By Jason M. Breslow
March 26 (Bloomberg) -- Retirees seeking extra cash last year could sell a $5 million life insurance policy to investors for $1 million. Today, the price is as low as $600,000.
Sales of so-called life settlements declined 20 percent in the second half of 2008 as the credit crunch slowed demand, according to a report from Life Policy Dynamics LLC, a Washington-based consultant. U.S. life insurance policies worth approximately $12 billion were sold in 2008.
“You’ve now got more people who would be willing to consider selling than you have buyers,” according to life settlement experts such as Scott Hawkins, an analyst at the Hartford-based asset management firm Conning & Co.
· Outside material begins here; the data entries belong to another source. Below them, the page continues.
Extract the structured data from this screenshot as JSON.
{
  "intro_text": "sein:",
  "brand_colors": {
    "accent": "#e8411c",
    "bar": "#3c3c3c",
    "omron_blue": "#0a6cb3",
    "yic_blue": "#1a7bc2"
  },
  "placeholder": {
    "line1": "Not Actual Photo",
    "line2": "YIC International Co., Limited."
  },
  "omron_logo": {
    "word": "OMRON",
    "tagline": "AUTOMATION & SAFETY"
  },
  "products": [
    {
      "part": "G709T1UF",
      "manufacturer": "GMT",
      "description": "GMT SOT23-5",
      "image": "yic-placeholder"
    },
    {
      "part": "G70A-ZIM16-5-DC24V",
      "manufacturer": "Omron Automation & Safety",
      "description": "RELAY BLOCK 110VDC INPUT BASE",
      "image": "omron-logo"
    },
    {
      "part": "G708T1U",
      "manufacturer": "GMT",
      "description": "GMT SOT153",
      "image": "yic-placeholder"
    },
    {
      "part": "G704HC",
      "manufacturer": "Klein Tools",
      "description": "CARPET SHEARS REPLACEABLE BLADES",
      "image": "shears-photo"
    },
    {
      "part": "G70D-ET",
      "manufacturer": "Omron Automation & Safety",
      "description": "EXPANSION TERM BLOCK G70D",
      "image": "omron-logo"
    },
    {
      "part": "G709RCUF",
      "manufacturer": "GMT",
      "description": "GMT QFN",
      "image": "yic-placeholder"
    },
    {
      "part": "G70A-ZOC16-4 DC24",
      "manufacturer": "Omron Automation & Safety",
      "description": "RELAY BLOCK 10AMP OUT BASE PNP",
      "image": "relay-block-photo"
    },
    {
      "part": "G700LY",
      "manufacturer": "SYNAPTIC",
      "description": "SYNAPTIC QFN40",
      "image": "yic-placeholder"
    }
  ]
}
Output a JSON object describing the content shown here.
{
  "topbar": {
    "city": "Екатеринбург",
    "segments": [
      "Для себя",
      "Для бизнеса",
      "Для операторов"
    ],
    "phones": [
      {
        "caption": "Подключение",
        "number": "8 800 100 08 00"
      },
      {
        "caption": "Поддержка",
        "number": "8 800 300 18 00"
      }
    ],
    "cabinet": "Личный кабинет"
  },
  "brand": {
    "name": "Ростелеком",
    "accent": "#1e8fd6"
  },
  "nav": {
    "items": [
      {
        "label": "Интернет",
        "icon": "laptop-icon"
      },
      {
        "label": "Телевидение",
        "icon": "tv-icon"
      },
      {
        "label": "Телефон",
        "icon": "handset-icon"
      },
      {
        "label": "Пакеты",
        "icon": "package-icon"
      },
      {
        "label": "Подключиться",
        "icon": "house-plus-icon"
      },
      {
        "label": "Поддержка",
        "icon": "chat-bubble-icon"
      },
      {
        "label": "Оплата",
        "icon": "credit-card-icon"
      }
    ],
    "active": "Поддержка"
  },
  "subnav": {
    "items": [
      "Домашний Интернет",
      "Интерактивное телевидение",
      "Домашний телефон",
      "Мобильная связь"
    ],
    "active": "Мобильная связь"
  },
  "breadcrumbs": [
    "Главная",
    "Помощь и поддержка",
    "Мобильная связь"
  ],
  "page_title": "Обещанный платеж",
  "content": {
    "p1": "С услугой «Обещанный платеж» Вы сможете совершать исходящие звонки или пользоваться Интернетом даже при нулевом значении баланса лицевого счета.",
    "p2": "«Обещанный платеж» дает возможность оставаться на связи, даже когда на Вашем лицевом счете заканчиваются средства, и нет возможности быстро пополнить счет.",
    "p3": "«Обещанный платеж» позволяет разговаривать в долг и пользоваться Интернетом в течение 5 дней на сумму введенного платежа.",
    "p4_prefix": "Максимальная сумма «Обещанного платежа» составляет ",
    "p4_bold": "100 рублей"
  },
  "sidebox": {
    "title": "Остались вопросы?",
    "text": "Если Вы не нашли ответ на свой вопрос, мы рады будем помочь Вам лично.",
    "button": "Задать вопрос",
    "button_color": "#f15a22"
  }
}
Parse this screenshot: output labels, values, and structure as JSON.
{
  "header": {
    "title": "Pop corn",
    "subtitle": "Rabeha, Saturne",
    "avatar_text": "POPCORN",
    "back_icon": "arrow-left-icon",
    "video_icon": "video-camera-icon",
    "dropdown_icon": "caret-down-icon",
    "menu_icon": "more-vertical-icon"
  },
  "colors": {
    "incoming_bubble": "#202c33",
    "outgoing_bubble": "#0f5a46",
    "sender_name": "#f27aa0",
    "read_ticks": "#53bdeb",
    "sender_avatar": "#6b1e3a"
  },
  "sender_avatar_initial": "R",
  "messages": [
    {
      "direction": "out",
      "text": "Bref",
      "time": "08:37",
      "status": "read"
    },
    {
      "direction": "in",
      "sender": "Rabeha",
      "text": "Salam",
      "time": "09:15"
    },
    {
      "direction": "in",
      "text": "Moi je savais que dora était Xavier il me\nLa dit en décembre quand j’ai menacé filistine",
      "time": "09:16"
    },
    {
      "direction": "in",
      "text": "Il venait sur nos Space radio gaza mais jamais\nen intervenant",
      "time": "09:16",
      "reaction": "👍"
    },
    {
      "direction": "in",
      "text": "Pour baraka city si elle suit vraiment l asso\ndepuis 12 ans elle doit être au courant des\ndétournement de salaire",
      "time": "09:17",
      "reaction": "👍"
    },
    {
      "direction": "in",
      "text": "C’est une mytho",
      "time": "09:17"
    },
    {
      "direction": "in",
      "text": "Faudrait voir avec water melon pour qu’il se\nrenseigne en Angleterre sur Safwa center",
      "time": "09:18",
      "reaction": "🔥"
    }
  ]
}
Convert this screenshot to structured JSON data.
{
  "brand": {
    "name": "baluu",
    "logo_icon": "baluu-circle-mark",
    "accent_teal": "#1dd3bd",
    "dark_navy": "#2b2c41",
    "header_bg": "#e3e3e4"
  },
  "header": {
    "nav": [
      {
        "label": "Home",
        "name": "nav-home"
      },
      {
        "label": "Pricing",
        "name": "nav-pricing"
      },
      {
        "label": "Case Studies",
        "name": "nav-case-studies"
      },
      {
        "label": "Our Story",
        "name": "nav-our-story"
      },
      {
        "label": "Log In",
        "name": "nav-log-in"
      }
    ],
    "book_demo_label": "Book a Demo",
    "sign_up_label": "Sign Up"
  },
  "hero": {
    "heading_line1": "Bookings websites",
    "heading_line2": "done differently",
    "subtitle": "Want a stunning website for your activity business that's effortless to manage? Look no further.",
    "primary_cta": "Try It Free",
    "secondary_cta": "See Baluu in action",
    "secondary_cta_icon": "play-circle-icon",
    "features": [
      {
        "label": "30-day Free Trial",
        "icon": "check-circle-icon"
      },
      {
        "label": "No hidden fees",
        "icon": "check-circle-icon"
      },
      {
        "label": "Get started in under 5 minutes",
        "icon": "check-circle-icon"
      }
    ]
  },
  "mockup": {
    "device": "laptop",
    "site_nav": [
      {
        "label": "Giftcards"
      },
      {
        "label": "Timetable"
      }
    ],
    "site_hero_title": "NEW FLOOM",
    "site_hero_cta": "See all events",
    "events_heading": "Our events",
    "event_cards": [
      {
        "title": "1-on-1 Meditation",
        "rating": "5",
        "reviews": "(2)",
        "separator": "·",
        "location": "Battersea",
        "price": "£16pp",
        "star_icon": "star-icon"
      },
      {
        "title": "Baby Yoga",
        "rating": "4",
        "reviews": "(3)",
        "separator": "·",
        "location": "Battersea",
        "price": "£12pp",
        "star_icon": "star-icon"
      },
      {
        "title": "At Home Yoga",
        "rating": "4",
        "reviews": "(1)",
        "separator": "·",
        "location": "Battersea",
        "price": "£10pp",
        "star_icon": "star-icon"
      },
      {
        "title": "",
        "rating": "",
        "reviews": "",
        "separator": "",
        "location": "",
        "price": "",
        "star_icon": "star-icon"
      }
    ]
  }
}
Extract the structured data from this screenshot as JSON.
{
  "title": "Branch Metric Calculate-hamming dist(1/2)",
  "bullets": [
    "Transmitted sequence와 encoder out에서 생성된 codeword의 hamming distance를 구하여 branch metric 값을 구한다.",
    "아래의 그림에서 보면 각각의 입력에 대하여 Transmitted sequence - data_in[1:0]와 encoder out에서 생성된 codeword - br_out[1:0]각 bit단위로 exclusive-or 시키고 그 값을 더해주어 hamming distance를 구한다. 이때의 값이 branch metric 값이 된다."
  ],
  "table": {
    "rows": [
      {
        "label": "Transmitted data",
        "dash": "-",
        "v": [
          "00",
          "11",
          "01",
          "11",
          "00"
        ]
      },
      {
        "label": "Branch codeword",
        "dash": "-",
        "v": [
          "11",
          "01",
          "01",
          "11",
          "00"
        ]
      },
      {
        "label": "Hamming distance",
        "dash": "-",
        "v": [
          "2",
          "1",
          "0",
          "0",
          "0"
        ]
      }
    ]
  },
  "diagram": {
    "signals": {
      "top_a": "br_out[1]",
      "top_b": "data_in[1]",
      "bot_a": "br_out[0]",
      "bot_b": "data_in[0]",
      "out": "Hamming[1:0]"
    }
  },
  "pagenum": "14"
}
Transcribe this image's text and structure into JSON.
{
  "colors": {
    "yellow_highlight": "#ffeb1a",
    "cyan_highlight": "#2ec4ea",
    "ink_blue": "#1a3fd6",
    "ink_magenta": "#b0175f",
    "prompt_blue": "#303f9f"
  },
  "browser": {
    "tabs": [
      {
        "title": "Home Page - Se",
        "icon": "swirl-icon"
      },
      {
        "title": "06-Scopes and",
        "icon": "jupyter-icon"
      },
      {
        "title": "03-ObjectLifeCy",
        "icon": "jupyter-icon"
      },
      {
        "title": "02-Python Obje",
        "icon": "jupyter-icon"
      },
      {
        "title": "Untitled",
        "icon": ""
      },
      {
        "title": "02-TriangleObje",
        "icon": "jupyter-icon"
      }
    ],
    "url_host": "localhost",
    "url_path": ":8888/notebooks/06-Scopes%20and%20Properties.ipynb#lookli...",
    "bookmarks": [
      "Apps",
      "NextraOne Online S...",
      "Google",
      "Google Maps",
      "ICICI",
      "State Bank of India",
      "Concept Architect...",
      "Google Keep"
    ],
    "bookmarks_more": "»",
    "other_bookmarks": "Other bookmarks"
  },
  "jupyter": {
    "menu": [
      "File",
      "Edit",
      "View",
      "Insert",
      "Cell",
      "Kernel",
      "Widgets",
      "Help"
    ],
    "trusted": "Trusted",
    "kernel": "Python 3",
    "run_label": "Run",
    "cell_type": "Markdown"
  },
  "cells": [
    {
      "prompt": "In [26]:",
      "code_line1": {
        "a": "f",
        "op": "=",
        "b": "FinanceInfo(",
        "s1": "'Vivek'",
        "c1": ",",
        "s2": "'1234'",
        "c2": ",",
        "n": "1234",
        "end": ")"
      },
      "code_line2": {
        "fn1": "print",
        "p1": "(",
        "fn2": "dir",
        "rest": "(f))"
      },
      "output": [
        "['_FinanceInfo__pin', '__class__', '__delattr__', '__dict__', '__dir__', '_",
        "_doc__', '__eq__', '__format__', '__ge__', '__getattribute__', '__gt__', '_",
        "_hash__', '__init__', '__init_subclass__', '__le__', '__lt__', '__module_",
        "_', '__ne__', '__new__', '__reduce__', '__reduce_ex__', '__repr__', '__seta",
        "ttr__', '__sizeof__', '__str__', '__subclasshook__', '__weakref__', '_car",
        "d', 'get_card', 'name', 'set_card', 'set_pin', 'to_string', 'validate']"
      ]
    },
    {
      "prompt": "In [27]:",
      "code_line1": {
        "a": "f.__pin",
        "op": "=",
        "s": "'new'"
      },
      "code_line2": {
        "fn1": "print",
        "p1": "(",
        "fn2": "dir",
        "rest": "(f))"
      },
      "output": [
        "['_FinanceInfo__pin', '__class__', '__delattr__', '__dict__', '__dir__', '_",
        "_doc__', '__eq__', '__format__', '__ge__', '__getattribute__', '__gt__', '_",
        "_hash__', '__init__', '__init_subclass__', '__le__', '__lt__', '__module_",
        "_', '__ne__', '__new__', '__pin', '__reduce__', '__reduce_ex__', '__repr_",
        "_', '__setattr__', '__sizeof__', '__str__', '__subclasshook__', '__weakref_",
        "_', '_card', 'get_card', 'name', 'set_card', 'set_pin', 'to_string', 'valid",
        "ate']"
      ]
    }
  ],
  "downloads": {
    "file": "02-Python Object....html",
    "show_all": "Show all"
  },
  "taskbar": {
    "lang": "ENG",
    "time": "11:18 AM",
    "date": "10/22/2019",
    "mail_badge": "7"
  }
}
Retirees whose investment portfolios were pummeled by the 38 percent decline in the Standard & Poor’s 500 Index last year are increasingly trying to sell their policies, said Brian Pardo, chairman and chief executive officer of Life Partners Holdings Inc., a life settlement broker. About 360 more people each month are approaching the Waco, Texas-based company about a policy sale, Pardo said.
Senior citizens “are really seriously in financial trouble” with no real way to raise cash besides selling assets that they may not want to part with “at garage-sale prices,” Pardo said. “We don’t have enough investment capital to buy all of that.”